L’architecture en terre: une solution pour le Sahel
La terre crue est utilisée
pour les constructions depuis des millénaires dans le monde entier.
Aujourd’hui encore, un tiers de la population mondiale vit dans une
maison en banco. Au Sahel, la terre répond parfaitement aux besoins des
habitants, pourtant elle souffre d’une mauvaise image. Pour montrer que
cette technique ancestrale est toujours pertinente, une ONG italienne
basée à Niamey, le CISP, a lancé un projet de promotion de la terre.
Pourtant, par ses propriétés et sa très grande disponibilité, le banco répond aux enjeux du Sahel : extrême chaleur, rareté du bois et manque de moyens.

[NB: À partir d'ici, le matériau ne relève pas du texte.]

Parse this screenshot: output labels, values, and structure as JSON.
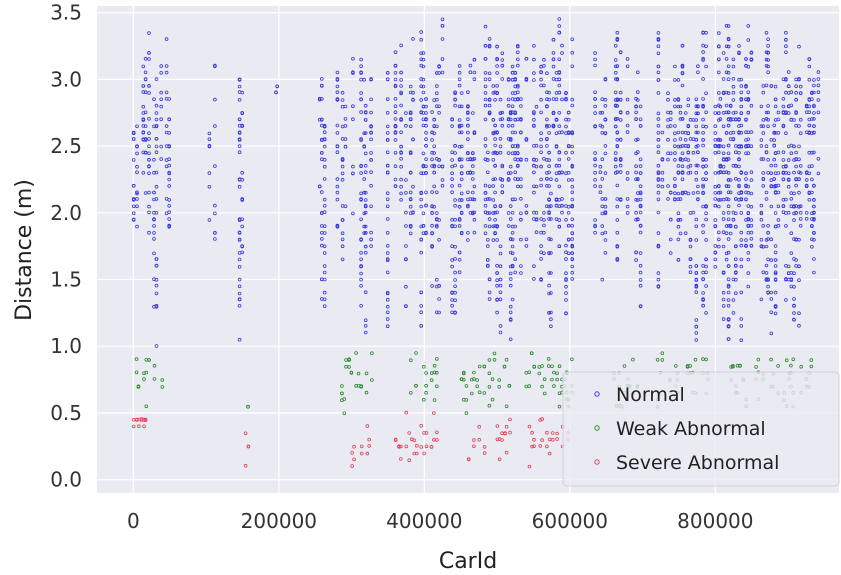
{
  "chart_data": {
    "type": "scatter",
    "title": "",
    "xlabel": "CarId",
    "ylabel": "Distance (m)",
    "xlim": [
      -50000,
      970000
    ],
    "ylim": [
      -0.1,
      3.55
    ],
    "x_ticks": [
      0,
      200000,
      400000,
      600000,
      800000
    ],
    "x_tick_labels": [
      "0",
      "200000",
      "400000",
      "600000",
      "800000"
    ],
    "y_ticks": [
      0.0,
      0.5,
      1.0,
      1.5,
      2.0,
      2.5,
      3.0,
      3.5
    ],
    "y_tick_labels": [
      "0.0",
      "0.5",
      "1.0",
      "1.5",
      "2.0",
      "2.5",
      "3.0",
      "3.5"
    ],
    "grid": true,
    "background": "#eaeaf2",
    "legend_position": "lower-right",
    "series": [
      {
        "name": "Normal",
        "color": "#3b3bdc",
        "y_range": [
          0.9,
          3.5
        ],
        "clusters": [
          {
            "x_start": 0,
            "x_end": 30000,
            "y_min": 0.95,
            "y_max": 3.5
          },
          {
            "x_start": 30000,
            "x_end": 55000,
            "y_min": 0.9,
            "y_max": 3.5
          },
          {
            "x_start": 90000,
            "x_end": 115000,
            "y_min": 1.25,
            "y_max": 3.45
          },
          {
            "x_start": 145000,
            "x_end": 160000,
            "y_min": 1.0,
            "y_max": 3.5
          },
          {
            "x_start": 195000,
            "x_end": 200000,
            "y_min": 2.8,
            "y_max": 3.0
          },
          {
            "x_start": 255000,
            "x_end": 330000,
            "y_min": 0.95,
            "y_max": 3.5
          },
          {
            "x_start": 345000,
            "x_end": 420000,
            "y_min": 0.9,
            "y_max": 3.5
          },
          {
            "x_start": 420000,
            "x_end": 500000,
            "y_min": 1.0,
            "y_max": 3.5
          },
          {
            "x_start": 500000,
            "x_end": 560000,
            "y_min": 1.0,
            "y_max": 3.5
          },
          {
            "x_start": 560000,
            "x_end": 605000,
            "y_min": 1.0,
            "y_max": 3.5
          },
          {
            "x_start": 630000,
            "x_end": 700000,
            "y_min": 1.0,
            "y_max": 3.5
          },
          {
            "x_start": 720000,
            "x_end": 800000,
            "y_min": 0.9,
            "y_max": 3.5
          },
          {
            "x_start": 800000,
            "x_end": 900000,
            "y_min": 0.9,
            "y_max": 3.5
          },
          {
            "x_start": 900000,
            "x_end": 945000,
            "y_min": 1.1,
            "y_max": 3.45
          }
        ]
      },
      {
        "name": "Weak Abnormal",
        "color": "#2e8b2e",
        "y_range": [
          0.5,
          1.0
        ],
        "clusters": [
          {
            "x_start": 0,
            "x_end": 45000,
            "y_min": 0.5,
            "y_max": 1.0
          },
          {
            "x_start": 145000,
            "x_end": 160000,
            "y_min": 0.5,
            "y_max": 0.75
          },
          {
            "x_start": 285000,
            "x_end": 330000,
            "y_min": 0.5,
            "y_max": 1.0
          },
          {
            "x_start": 380000,
            "x_end": 420000,
            "y_min": 0.5,
            "y_max": 1.0
          },
          {
            "x_start": 450000,
            "x_end": 520000,
            "y_min": 0.5,
            "y_max": 1.0
          },
          {
            "x_start": 540000,
            "x_end": 605000,
            "y_min": 0.5,
            "y_max": 1.0
          },
          {
            "x_start": 660000,
            "x_end": 700000,
            "y_min": 0.5,
            "y_max": 1.0
          },
          {
            "x_start": 720000,
            "x_end": 800000,
            "y_min": 0.5,
            "y_max": 1.0
          },
          {
            "x_start": 820000,
            "x_end": 935000,
            "y_min": 0.5,
            "y_max": 1.0
          }
        ]
      },
      {
        "name": "Severe Abnormal",
        "color": "#e0465a",
        "y_range": [
          0.0,
          0.5
        ],
        "clusters": [
          {
            "x_start": 0,
            "x_end": 20000,
            "y_min": 0.35,
            "y_max": 0.5
          },
          {
            "x_start": 150000,
            "x_end": 160000,
            "y_min": 0.0,
            "y_max": 0.5
          },
          {
            "x_start": 300000,
            "x_end": 330000,
            "y_min": 0.0,
            "y_max": 0.5
          },
          {
            "x_start": 360000,
            "x_end": 420000,
            "y_min": 0.05,
            "y_max": 0.5
          },
          {
            "x_start": 460000,
            "x_end": 520000,
            "y_min": 0.1,
            "y_max": 0.5
          },
          {
            "x_start": 540000,
            "x_end": 600000,
            "y_min": 0.0,
            "y_max": 0.5
          }
        ]
      }
    ]
  }
}
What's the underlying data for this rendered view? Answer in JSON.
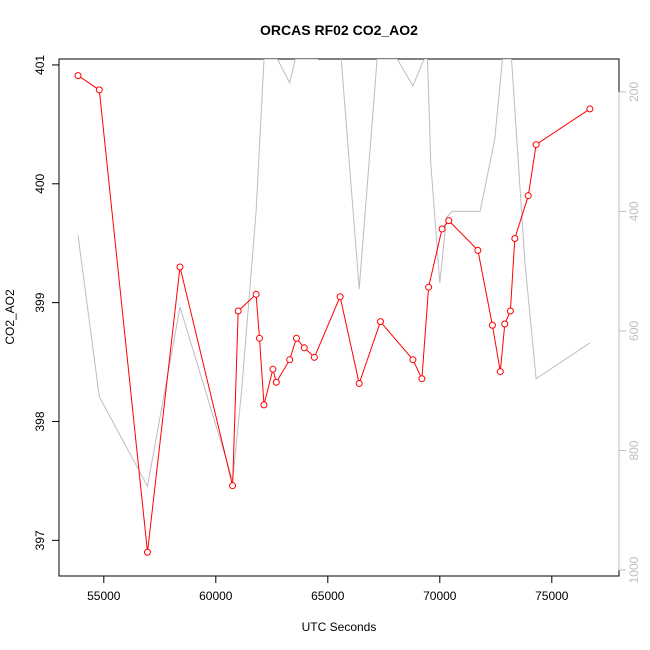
{
  "chart_data": {
    "type": "line",
    "title": "ORCAS RF02 CO2_AO2",
    "xlabel": "UTC Seconds",
    "ylabel": "CO2_AO2",
    "xlim": [
      53000,
      78000
    ],
    "ylim": [
      396.7,
      401.05
    ],
    "y2lim": [
      1010,
      145
    ],
    "x_ticks": [
      55000,
      60000,
      65000,
      70000,
      75000
    ],
    "y_ticks": [
      397,
      398,
      399,
      400,
      401
    ],
    "y2_ticks": [
      200,
      400,
      600,
      800,
      1000
    ],
    "x_tick_labels": [
      "55000",
      "60000",
      "65000",
      "70000",
      "75000"
    ],
    "y_tick_labels": [
      "397",
      "398",
      "399",
      "400",
      "401"
    ],
    "y2_tick_labels": [
      "200",
      "400",
      "600",
      "800",
      "1000"
    ],
    "legend": "none",
    "grid": false,
    "series": [
      {
        "color": "#ff0000",
        "axis": "left",
        "style": "line+open-circles",
        "x": [
          53850,
          54800,
          56950,
          58400,
          60750,
          61000,
          61800,
          61950,
          62150,
          62550,
          62700,
          63300,
          63600,
          63950,
          64400,
          65550,
          66400,
          67350,
          68800,
          69200,
          69500,
          70100,
          70400,
          71700,
          72350,
          72700,
          72900,
          73150,
          73350,
          73950,
          74300,
          76700
        ],
        "y": [
          400.91,
          400.79,
          396.9,
          399.3,
          397.46,
          398.93,
          399.07,
          398.7,
          398.14,
          398.44,
          398.33,
          398.52,
          398.7,
          398.62,
          398.54,
          399.05,
          398.32,
          398.84,
          398.52,
          398.36,
          399.13,
          399.62,
          399.69,
          399.44,
          398.81,
          398.42,
          398.82,
          398.93,
          399.54,
          399.9,
          400.33,
          400.63
        ]
      },
      {
        "color": "#bebebe",
        "axis": "right",
        "style": "line",
        "x": [
          53850,
          54800,
          56950,
          58400,
          60750,
          61150,
          61800,
          62150,
          62750,
          63300,
          63550,
          64550,
          65000,
          65600,
          66400,
          67200,
          68100,
          68800,
          69300,
          69450,
          69600,
          70000,
          70300,
          70550,
          71800,
          72450,
          72800,
          73200,
          73800,
          74300,
          76700
        ],
        "y": [
          440,
          710,
          860,
          560,
          850,
          700,
          400,
          145,
          145,
          185,
          145,
          145,
          130,
          145,
          530,
          145,
          145,
          190,
          145,
          145,
          320,
          520,
          410,
          400,
          400,
          280,
          145,
          145,
          485,
          680,
          620
        ]
      }
    ]
  }
}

Convaincues de la modernité de ce type de construction, une architecte belge, Odile Vandermeeren, et une archéologue italienne, Marta Abbado, installées à Niamey, ont lancé un projet de promotion de l’architecture en terre sur deux ans.
Le CISP, avec des ONG ouest-africaines, la ville de Niamey et le gouvernement du Niger, va réaliser un inventaire des savoir-faire du pays. Grâce au financement des pays ACP et de l’Union européenne, des prototypes de maisons et de bâtiments collectifs seront réalisés avec des architectes nigériens. Le Musée national se verra doté d’un pavillon de l’architecture en terre et en 2014, Niamey accueillera un colloque international sur ce thème.
Le banco : un matériau parfaitement adapté au Sahel
Au Niger, en saison chaude, la température peut atteindre 50 degrés Celsius. La terre crue possède une bonne inertie thermique : elle se réchauffe moins vite que d’autres matériaux. Pour le constater, il suffit d’entrer dans la maison de Boubacar Assoumane, formateur pour l’Association nigérienne de construction sans bois. Il vit avec sa famille dans une maison en banco depuis dix ans. « On est toujours bien. Quand il fait chaud à l’extérieur, il fait frais à l’intérieur. Je n’utilise jamais de climatiseur, sourit-il. Alors que dans une maison en tôle ou en béton, c’est invivable, il faut toujours être dehors. »
Ce confort thermique n’est pas un luxe, il répond à une réalité économique. « A Niamey, la majorité des habitants n’a pas l’électricité », rappelle Marta Abbado, chef du projet pour le CISP. « C’est un énorme changement de comportement pour une famille de pouvoir dormir à l’intérieur dans une ville bruyante ou dans une zone où il y a beaucoup de moustiques et donc de risques de paludisme. »
Le banco est disponible presque partout sur le territoire nigérien, ajoute Adam Abdou, directeur général du développement et de la prospective à la ville de Niamey. « Or, nous devons faire face à une explosion démographique avec des moyens limités. Qui dit grande disponibilité dit faible coût : nous n’avons pas à importer des matériaux chers. De plus, c’est une technique de construction qui réduit l’utilisation du bois et comme tous les pays du Sahel, nous sommes touchés par la désertification. »
Redonner une image moderne à l’architecture en terre
Associant le béton à la promotion sociale, de nombreux investisseurs, quand ils le peuvent, préfèrent les matériaux importés au banco.
« Il faut montrer l’exemple, défend l’architecte Omar Bembello, ceux qui ont les moyens de choisir doivent aller vers la terre. » Une idée reprise par Adam Abdou : « je ne peux pas encourager les gens à construire en terre si, moi-même, je vis et travaille dans des bâtiments en parpaings. » Peut-on imaginer des logements de fonctionnaires en terre ? « Bien sûr, répond Elhaj Abdou Ali, du ministère nigérien du Logement. Les ministres de ce pays sont presque tous nés dans des maisons en terre ! »
« Nous voulons montrer que la terre, c’est très moderne », explique Marta Abbado « On peut combiner plusieurs matériaux. En ajoutant au banco un peu de ciment ou en utilisant des briques de terre stabilisée (un mélange de latérite et de ciment, Ndlr), on peut atteindre trois étages sans problème. »
Le projet du CISP vise à constituer une véritable filière pour que ceux qui veulent construire en terre trouvent désormais facilement un cabinet d’architectes, un maître d’œuvre, des maçons… « Il y a beaucoup de professionnels convaincus et motivés », souligne Odile Vandermeeren qui organise déjà depuis un an des rencontres sur le sujet.
En plein cœur de Niamey, dans le quartier terminus, des centaines de briques rouges et brunes sèchent au soleil. Une vingtaine de maçons travaillent sur le chantier d’une maison d’hôtes. Trois bâtiments, un étage et une terrasse. Le responsable du chantier Mouloul Amoumoune n’est pas surpris. A Agadez, d’où il vient, la terre est une évidence. La mosquée date de 1515 et elle est toujours debout.